Hijastros/as y padrastros y madrastras entran dentro del concepto de afinidad de primer grado recogido en el ET y en los convenios colectivos. Este “parentesco” de afinidad cesará al mismo tiempo que el matrimonio se anula o se disuelve, por muerte de cualquiera de los cónyuges o divorcio.
Artículo 37. Descanso semanal, fiestas y permisos. Real Decreto Legislativo 2/2015, de 23 de octubre, por el que se aprueba el texto refundido de la Ley del Estatuto de los Trabajadores.
“3 El trabajador, previo aviso y justificación, podrá ausentarse del trabajo, con derecho a remuneración, por alguno de los motivos y por el tiempo siguiente: … b) Dos días por el nacimiento de hijo y por el fallecimiento, accidente o enfermedad graves, hospitalización o intervención quirúrgica sin hospitalización que precise reposo domiciliario, de parientes hasta el segundo grado de CONSANGUINIDAD O AFINIDAD. Cuando con tal motivo el trabajador necesite hacer un desplazamiento al efecto, el plazo será de cuatro días.” |
Término afinidad
Los hijastros/as y padrastros y madrastras entran dentro del concepto de afinidad de primer grado recogido en el ET y en los convenios colectivos.
La RAE define la afinidad como “el parentesco que mediante el matrimonio se establece entre cada cónyuge y los deudos por consanguinidad del otro”. Partiendo de unos criterios interpretativos del precepto gramaticales, teleológicos, sociológicos y sistemáticos la sentencia AN, Sala de lo Social, Sección 1, nº 157/2015, de 02/10/2015, Rec. 200/2015, mantiene que quedaría perfectamente englobada la relación que une a un cónyuge con los hijos del otro, “tanto desde el punto de vista del hijo o hija como desde el del padre o madre, sin requerir, que previamente el hijo o hija sea huérfano de padre o de madre, en su caso, ni que exista un verdadero lazo afectivo.”
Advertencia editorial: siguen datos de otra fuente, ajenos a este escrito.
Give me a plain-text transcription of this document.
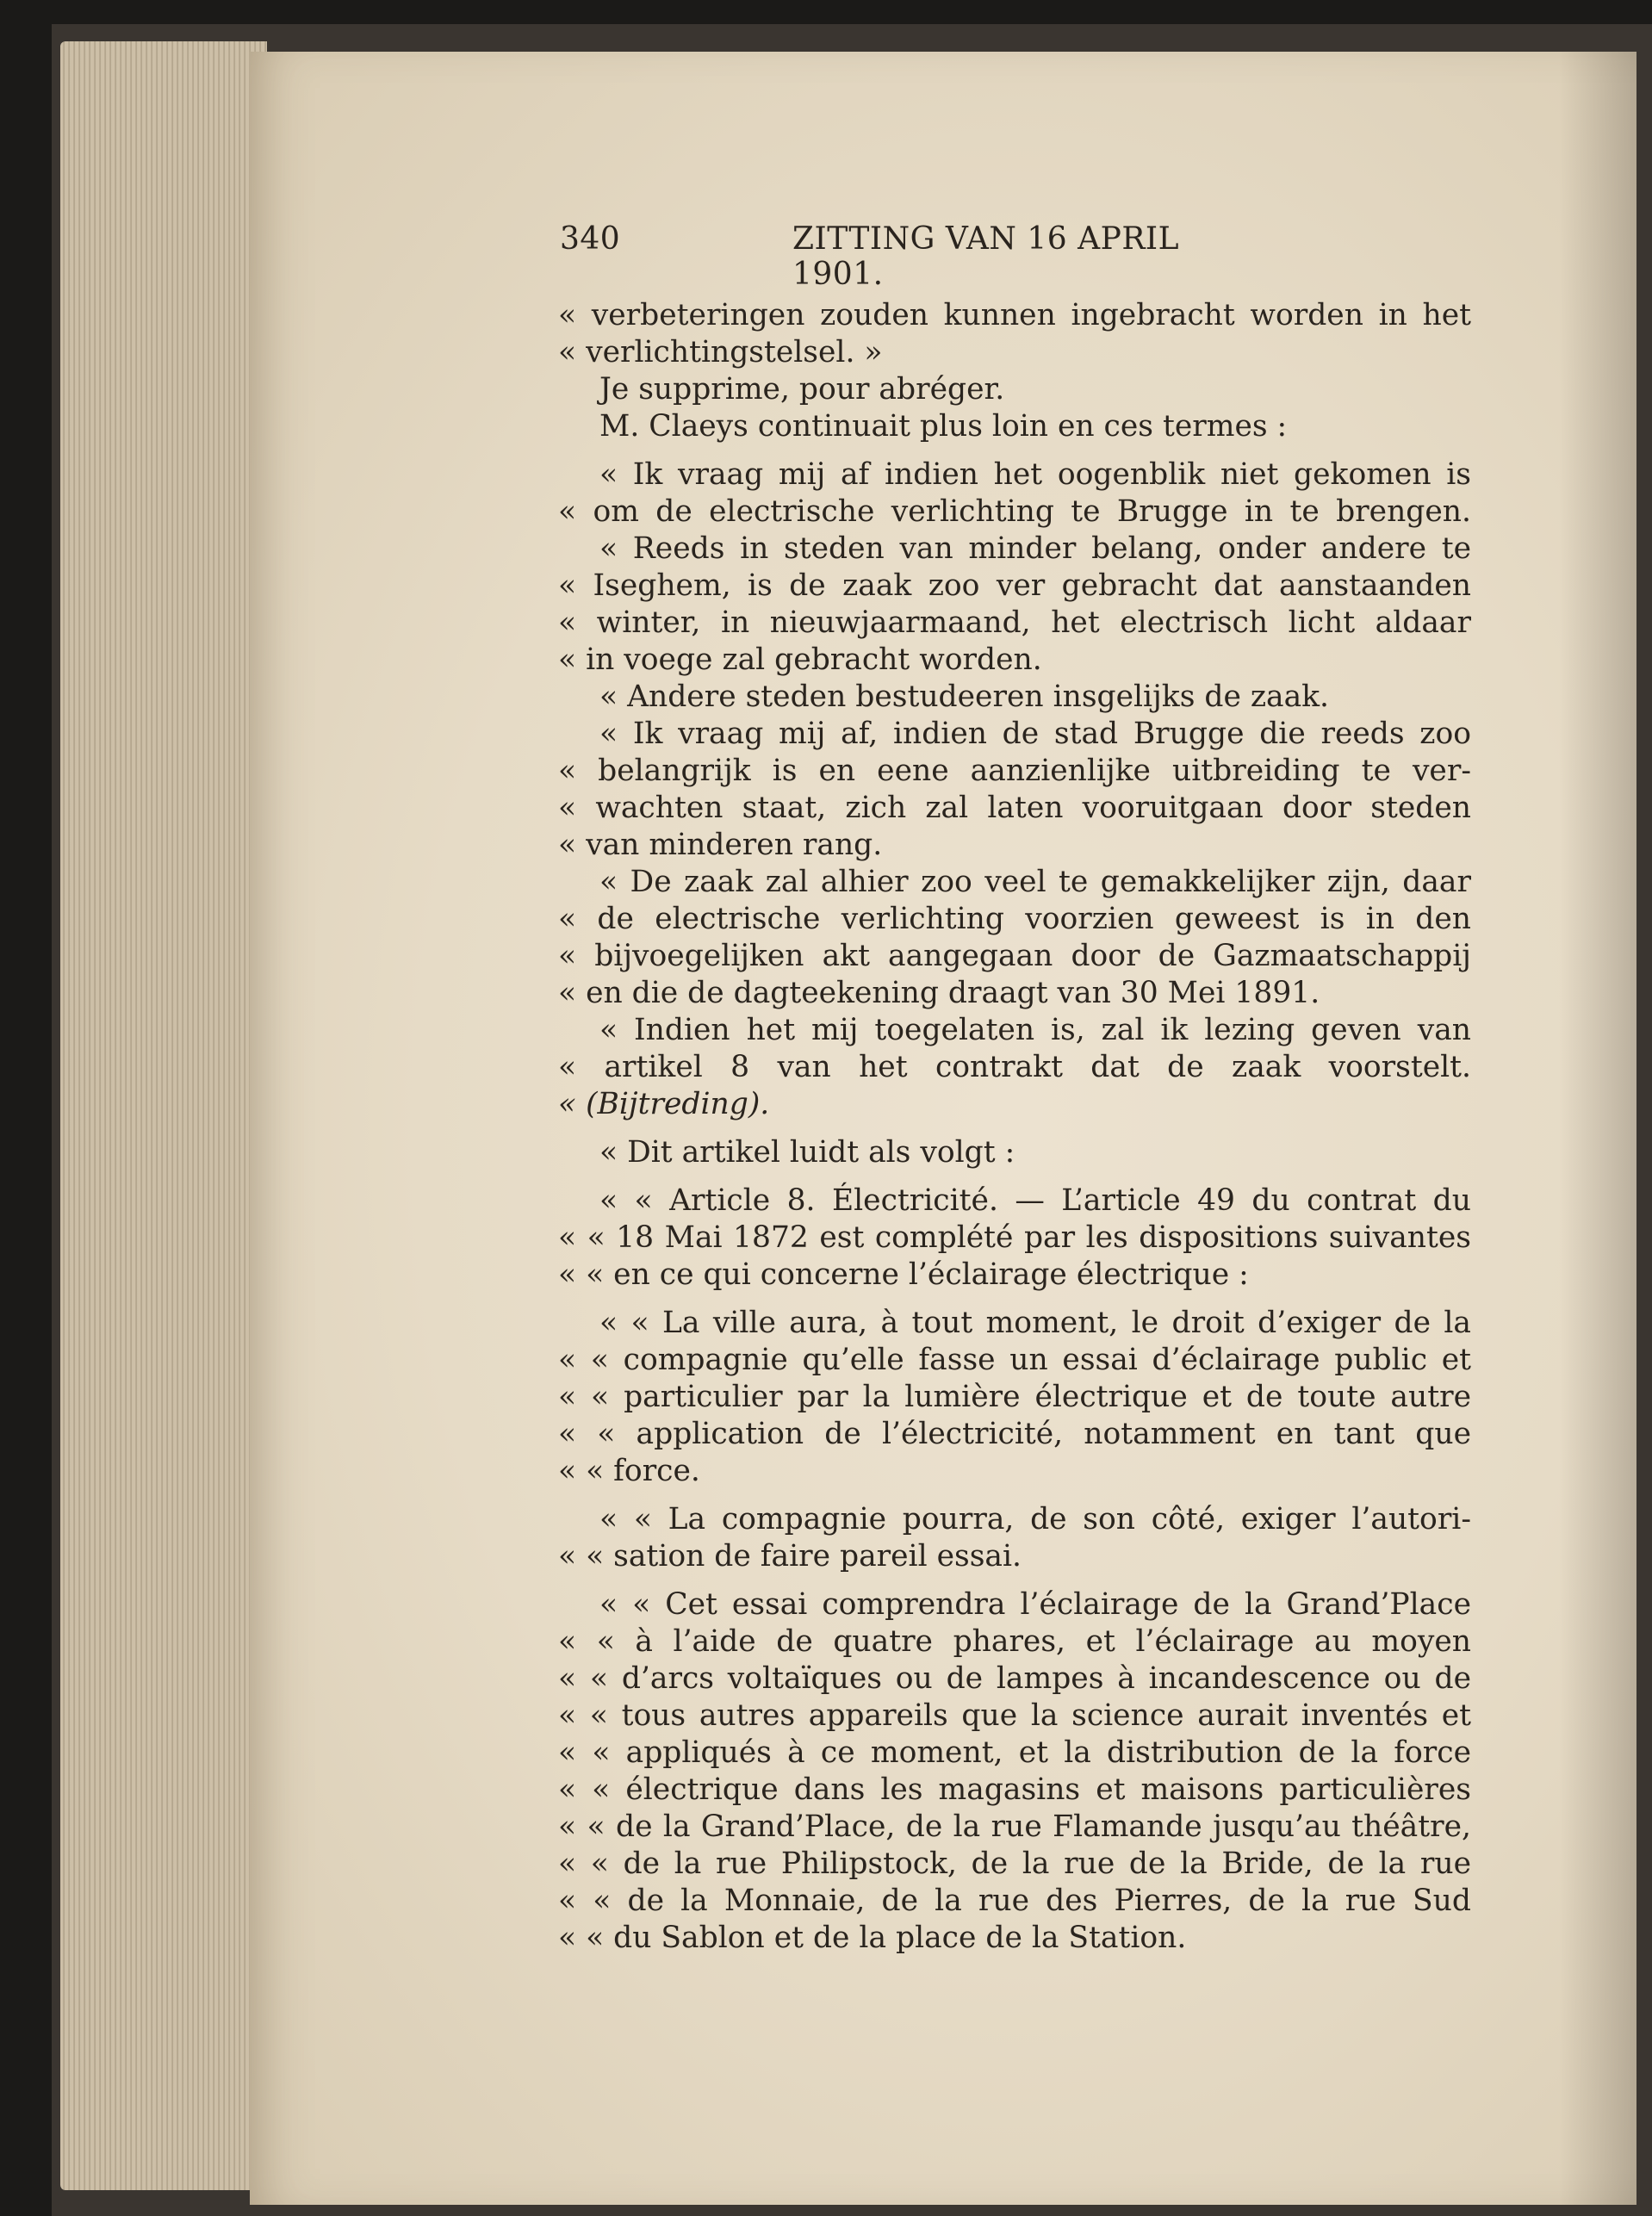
340	ZITTING VAN 16 APRIL 1901.
« verbeteringen zouden kunnen ingebracht worden in het
« verlichtingstelsel. »
Je supprime, pour abréger.
M. Claeys continuait plus loin en ces termes :
« Ik vraag mij af indien het oogenblik niet gekomen is
« om de electrische verlichting te Brugge in te brengen.
« Reeds in steden van minder belang, onder andere te
« Iseghem, is de zaak zoo ver gebracht dat aanstaanden
« winter, in nieuwjaarmaand, het electrisch licht aldaar
« in voege zal gebracht worden.
« Andere steden bestudeeren insgelijks de zaak.
« Ik vraag mij af, indien de stad Brugge die reeds zoo
« belangrijk is en eene aanzienlijke uitbreiding te ver-
« wachten staat, zich zal laten vooruitgaan door steden
« van minderen rang.
« De zaak zal alhier zoo veel te gemakkelijker zijn, daar
« de electrische verlichting voorzien geweest is in den
« bijvoegelijken akt aangegaan door de Gazmaatschappij
« en die de dagteekening draagt van 30 Mei 1891.
« Indien het mij toegelaten is, zal ik lezing geven van
« artikel 8 van het contrakt dat de zaak voorstelt.
« (Bijtreding).
« Dit artikel luidt als volgt :
« « Article 8. Électricité. — L’article 49 du contrat du
« « 18 Mai 1872 est complété par les dispositions suivantes
« « en ce qui concerne l’éclairage électrique :
« « La ville aura, à tout moment, le droit d’exiger de la
« « compagnie qu’elle fasse un essai d’éclairage public et
« « particulier par la lumière électrique et de toute autre
« « application de l’électricité, notamment en tant que
« « force.
« « La compagnie pourra, de son côté, exiger l’autori-
« « sation de faire pareil essai.
« « Cet essai comprendra l’éclairage de la Grand’Place
« « à l’aide de quatre phares, et l’éclairage au moyen
« « d’arcs voltaïques ou de lampes à incandescence ou de
« « tous autres appareils que la science aurait inventés et
« « appliqués à ce moment, et la distribution de la force
« « électrique dans les magasins et maisons particulières
« « de la Grand’Place, de la rue Flamande jusqu’au théâtre,
« « de la rue Philipstock, de la rue de la Bride, de la rue
« « de la Monnaie, de la rue des Pierres, de la rue Sud
« « du Sablon et de la place de la Station.
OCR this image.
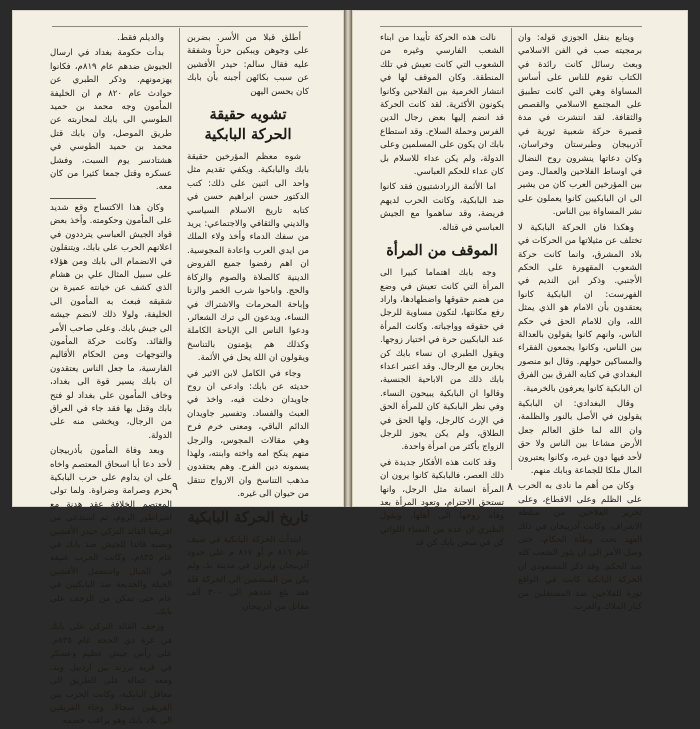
أطلق قبلا من الأسر. بضربن على وجوهن ويبكين حزناً وشفقة عليه فقال سالم: حيدر الأفشين عن سبب بكائهن أجبنه بأن بابك كان يحسن اليهن

تشويه حقيقة الحركة البابكية

شوه معظم المؤرخين حقيقة بابك والبابكية. ويكفي تقديم مثل واحد الى اثنين على ذلك: كتب الدكتور حسن ابراهيم حسن في كتابه تاريخ الاسلام السياسي والديني والثقافي والاجتماعي: يريد من سفك الدماء وأخذ ولاء الملك من ايدي العرب واعادة المجوسية. ان اهم رفضوا جميع الفروض الدينية كالصلاة والصوم والزكاة والحج. واباحوا شرب الخمر والزنا وإباحة المحرمات والاشتراك في النساء، ويدعون الى ترك الشعائر، ودعوا الناس الى الإباحة الكاملة وكذلك هم يؤمنون بالتناسخ ويقولون ان الله يحل في الأئمة.

وجاء في الكامل لابن الاثير في حديثه عن بابك: وادعى ان روح جاويدان دخلت فيه، واخذ في العبث والفساد. وتفسير جاويدان الدائم الباقي، ومعنى خرم فرح وهي مقالات المجوس، والرجل منهم ينكح امه واخته وابنته، ولهذا يسمونه دين الفرح. وهم يعتقدون مذهب التناسخ وان الارواح تنتقل من حيوان الى غيره.

تاريخ الحركة البابكية

ابتدأت الحركة البابكية في صيف عام ٨١٦ م أو ٨١٧ م على حدود آذربيجان وايران في مدينة بذ. ولم يكن من المنضمين الى الحركة قلة فقد بلغ عددهم الى ٣٠٠ ألف مقاتل من آذربيجان

والديلم فقط.

بدأت حكومة بغداد في ارسال الجيوش ضدهم عام ٨١٩م، فكانوا يهزمونهم. وذكر الطبري عن حوادث عام ٨٢٠ م ان الخليفة المأمون وجه محمد بن حميد الطوسي الى بابك لمحاربته عن طريق الموصل، وان بابك قتل محمد بن حميد الطوسي في هشتادسر يوم السبت، وفشل عسكره وقتل جمعا كثيرا من كان معه.

وكان هذا الاكتساح وقع شديد على المأمون وحكومته. وأخذ بعض قواد الجيش العباسي يترددون في اعلانهم الحرب على بابك، ويتنقلون في الانضمام الى بابك ومن هؤلاء على سبيل المثال علي بن هشام الذي كشف عن خيانته عميرة بن شقيقه فبعث به المأمون الى الخليفة، ولولا ذلك لانضم جيشه الى جيش بابك. وعلى صاحب الأمر والقائد. وكانت حركة المأمون والتوجهات ومن الحكام الأقاليم الفارسية، ما جعل الناس يعتقدون ان بابك يسير قوة الى بغداد، وخاف المأمون على بغداد لو فتح بابك وقتل بها فقد جاء في العراق من الرجال، ويخشى منه على الدولة.

وبعد وفاة المأمون بأذربيجان لأحد دعا أبا اسحاق المعتصم واخاه على ان يداوم على حرب البابكية بحزم وصرامة وضراوة. ولما تولى المعتصم الخلافة عقد هدنة مع امبراطور الروم، ثم استدعى من افريقيا القائد التركي حيدر الأفشين ونصبه قائدا للجيش ضد بابك في عام ٨٣٥م. وكانت الحرب عنيفة في الجبال واستعمل الأفشين الحيلة والخديعة ضد البابكيين في عام حتى تمكن من الزحف على بابك.

وزحف القائد التركي على بابك في غرة ذي الحجة عام ٨٣٥م. على رأس جيش عظيم وعسكر في قرية برزند بين اردبيل وبذ، ومعه عماله على الطريق الى معاقل البابكية، وكانت الحرب بين الفريقين سجالا. وجاء الفريقين الى بلاد بابك وهو يراقب خصمه

٩

ويتابع بنقل الجوزي قوله: وان برمجيته صب في الفن الاسلامي وبعث رسائل كانت رائدة في الكتاب تقوم للناس على أساس المساواة وهي التي كانت تطبيق على المجتمع الاسلامي والقصص والثقافة. لقد انتشرت في مدة قصيرة حركة شعبية ثورية في آذربيجان وطبرستان وخراسان، وكان دعاتها ينشرون روح النضال في اوساط الفلاحين والعمال. ومن بين المؤرخين العرب كان من يشير الى ان البابكيين كانوا يعملون على نشر المساواة بين الناس.

وهكذا فان الحركة البابكية لا تختلف عن مثيلاتها من الحركات في بلاد المشرق، وانما كانت حركة الشعوب المقهورة على الحكم الأجنبي. وذكر ابن النديم في الفهرست: ان البابكية كانوا يعتقدون بأن الامام هو الذي يمثل الله، وان للامام الحق في حكم الناس، وانهم كانوا يقولون بالعدالة بين الناس، وكانوا يجمعون الفقراء والمساكين حولهم. وقال ابو منصور البغدادي في كتابه الفرق بين الفرق ان البابكية كانوا يعرفون بالخرمية.

وقال البغدادي: ان البابكية يقولون في الأصل بالنور والظلمة، وان الله لما خلق العالم جعل الأرض مشاعا بين الناس ولا حق لأحد فيها دون غيره، وكانوا يعتبرون المال ملكا للجماعة وبابك منهم.

وكان من أهم ما نادى به الحرب على الظلم وعلى الاقطاع، وعلى تحرير الفلاحين من سلطة الاشراف، وكانت آذربيجان في ذلك العهد تحت وطأة الحكام، حتى وصل الأمر الى ان يثور الشعب كله ضد الحكم. وقد ذكر المسعودي ان الحركة البابكية كانت في الواقع ثورة للفلاحين ضد المستغلين من كبار الملاك والعرب.

نالت هذه الحركة تأييدا من ابناء الشعب الفارسي وغيره من الشعوب التي كانت تعيش في تلك المنطقة. وكان الموقف لها في انتشار الخرمية بين الفلاحين وكانوا يكونون الأكثرية. لقد كانت الحركة قد انضم إليها بعض رجال الدين الفرس وحملة السلاح. وقد استطاع بابك ان يكون على المسلمين وعلى الدولة، ولم يكن عداء للاسلام بل كان عداء للحكم العباسي.

اما الأئمة الزرادشتيون فقد كانوا ضد البابكية، وكانت الحرب لديهم فريضة، وقد ساهموا مع الجيش العباسي في قتاله.

الموقف من المرأة

وجه بابك اهتماما كبيرا الى المرأة التي كانت تعيش في وضع من هضم حقوقها واضطهادها، واراد رفع مكانتها، لتكون مساوية للرجل في حقوقه وواجباته. وكانت المرأة عند البابكيين حرة في اختيار زوجها. ويقول الطبري ان نساء بابك كن يحاربن مع الرجال. وقد اعتبر اعداء بابك ذلك من الاباحية الجنسية، وقالوا ان البابكية يبيحون النساء. وفي نظر البابكية كان للمرأة الحق في الإرث كالرجل، ولها الحق في الطلاق، ولم يكن يجوز للرجل الزواج بأكثر من امرأة واحدة.

وقد كانت هذه الأفكار جديدة في ذلك العصر، فالبابكية كانوا يرون ان المرأة انسانة مثل الرجل، وانها تستحق الاحترام، وتعود المرأة بعد وفاة زوجها الى أهلها. ويقول الطبري ان عدة من النساء اللواتي كن في سجن بابك كن قد

٨
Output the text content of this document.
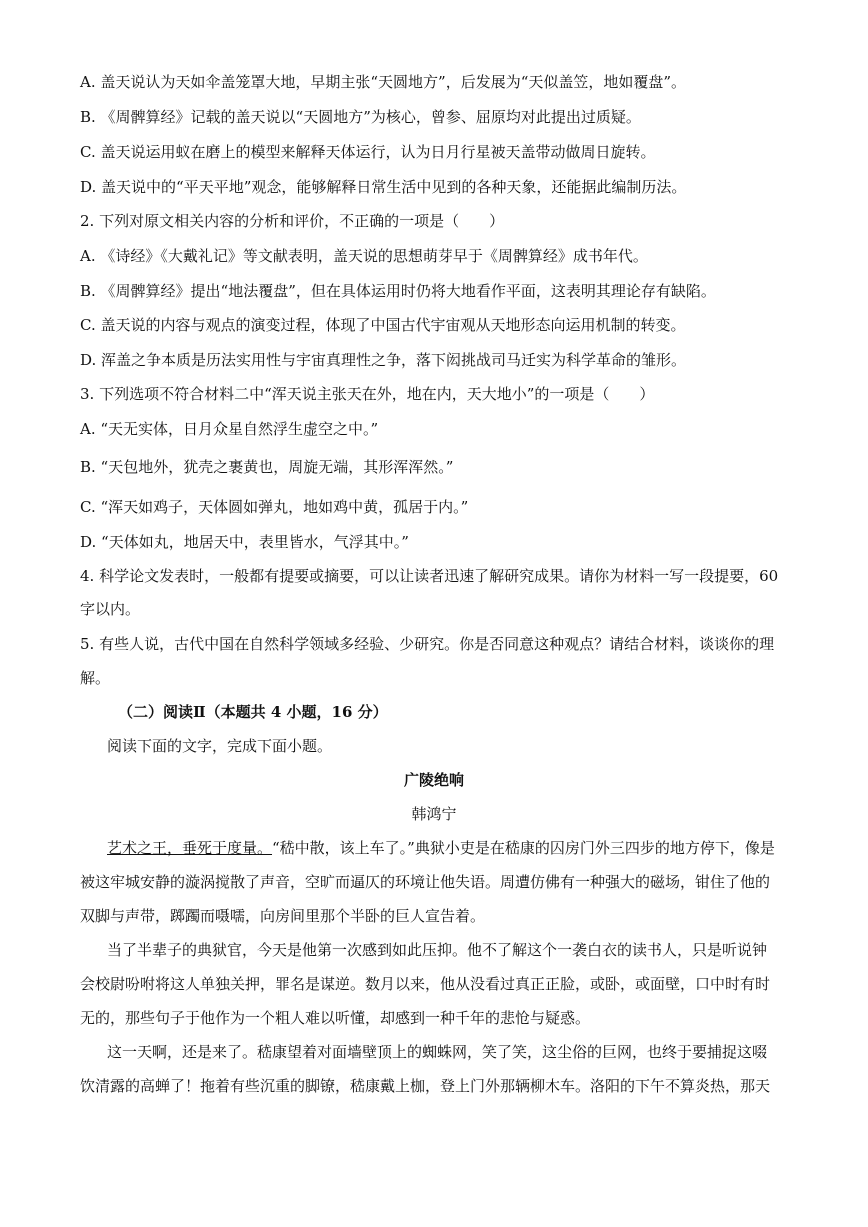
A. 盖天说认为天如伞盖笼罩大地，早期主张“天圆地方”，后发展为“天似盖笠，地如覆盘”。
B. 《周髀算经》记载的盖天说以“天圆地方”为核心，曾参、屈原均对此提出过质疑。
C. 盖天说运用蚁在磨上的模型来解释天体运行，认为日月行星被天盖带动做周日旋转。
D. 盖天说中的“平天平地”观念，能够解释日常生活中见到的各种天象，还能据此编制历法。
2. 下列对原文相关内容的分析和评价，不正确的一项是（　　）
A. 《诗经》《大戴礼记》等文献表明，盖天说的思想萌芽早于《周髀算经》成书年代。
B. 《周髀算经》提出“地法覆盘”，但在具体运用时仍将大地看作平面，这表明其理论存有缺陷。
C. 盖天说的内容与观点的演变过程，体现了中国古代宇宙观从天地形态向运用机制的转变。
D. 浑盖之争本质是历法实用性与宇宙真理性之争，落下闳挑战司马迁实为科学革命的雏形。
3. 下列选项不符合材料二中“浑天说主张天在外，地在内，天大地小”的一项是（　　）
A. “天无实体，日月众星自然浮生虚空之中。”
B. “天包地外，犹壳之裹黄也，周旋无端，其形浑浑然。”
C. “浑天如鸡子，天体圆如弹丸，地如鸡中黄，孤居于内。”
D. “天体如丸，地居天中，表里皆水，气浮其中。”
4. 科学论文发表时，一般都有提要或摘要，可以让读者迅速了解研究成果。请你为材料一写一段提要，60
字以内。
5. 有些人说，古代中国在自然科学领域多经验、少研究。你是否同意这种观点？请结合材料，谈谈你的理
解。
（二）阅读Ⅱ（本题共 4 小题，16 分）
阅读下面的文字，完成下面小题。
广陵绝响
韩鸿宁
艺术之王，垂死于度量。“嵇中散，该上车了。”典狱小吏是在嵇康的囚房门外三四步的地方停下，像是
被这牢城安静的漩涡搅散了声音，空旷而逼仄的环境让他失语。周遭仿佛有一种强大的磁场，钳住了他的
双脚与声带，踯躅而嗫嚅，向房间里那个半卧的巨人宣告着。
当了半辈子的典狱官，今天是他第一次感到如此压抑。他不了解这个一袭白衣的读书人，只是听说钟
会校尉吩咐将这人单独关押，罪名是谋逆。数月以来，他从没看过真正正脸，或卧，或面壁，口中时有时
无的，那些句子于他作为一个粗人难以听懂，却感到一种千年的悲怆与疑惑。
这一天啊，还是来了。嵇康望着对面墙壁顶上的蜘蛛网，笑了笑，这尘俗的巨网，也终于要捕捉这啜
饮清露的高蝉了！拖着有些沉重的脚镣，嵇康戴上枷，登上门外那辆柳木车。洛阳的下午不算炎热，那天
En este mismo sentido, se pronuncia la sentencia TS, de 18/02/1998, Rec. 539/1997, al señalar que “la finalidad del instituto jurídico-laboral del permiso por desgracia familiar es precisamente armonizar o hacer compatibles las obligaciones de trabajo con los deberes sociales y familiares de asistencia y compañía que surgen en los casos de fallecimiento o enfermedad grave de parientes o afines muy próximos, evitando que el cumplimiento de las primeras pueda anular o impedir por completo el cumplimiento de los segundos.”
Desaparición del parentesco por afinidad
A pesar de tratar la “Adquisición mortis causa”, la sentencia TSJ Madrid, Sala de lo Contencioso, nº 1218/2013, de 31/10/2013, Rec. 663/2011, analiza el parentesco por afinidad concluyendo que “el parentesco por afinidad se genera y sostiene mientras se mantenga el matrimonio, por lo que desaparecido el vínculo matrimonial -sea por fallecimiento, sea por divorcio- y rota entre los cónyuges cualquier relación parental, igual ruptura se produce respecto de la familia de uno de ellos en relación con el otro, desapareciendo, en consecuencia, el parentesco por afinidad'.”
Es decir, hijastros/as y padrastros y madrastras entran dentro del concepto de afinidad de primer grado recogido en el ET y en los convenios colectivos. Este “parentesco” de afinidad cesará al mismo tiempo que el matrimonio se anula o se disuelve, por muerte de cualquiera de los cónyuges o divorcio.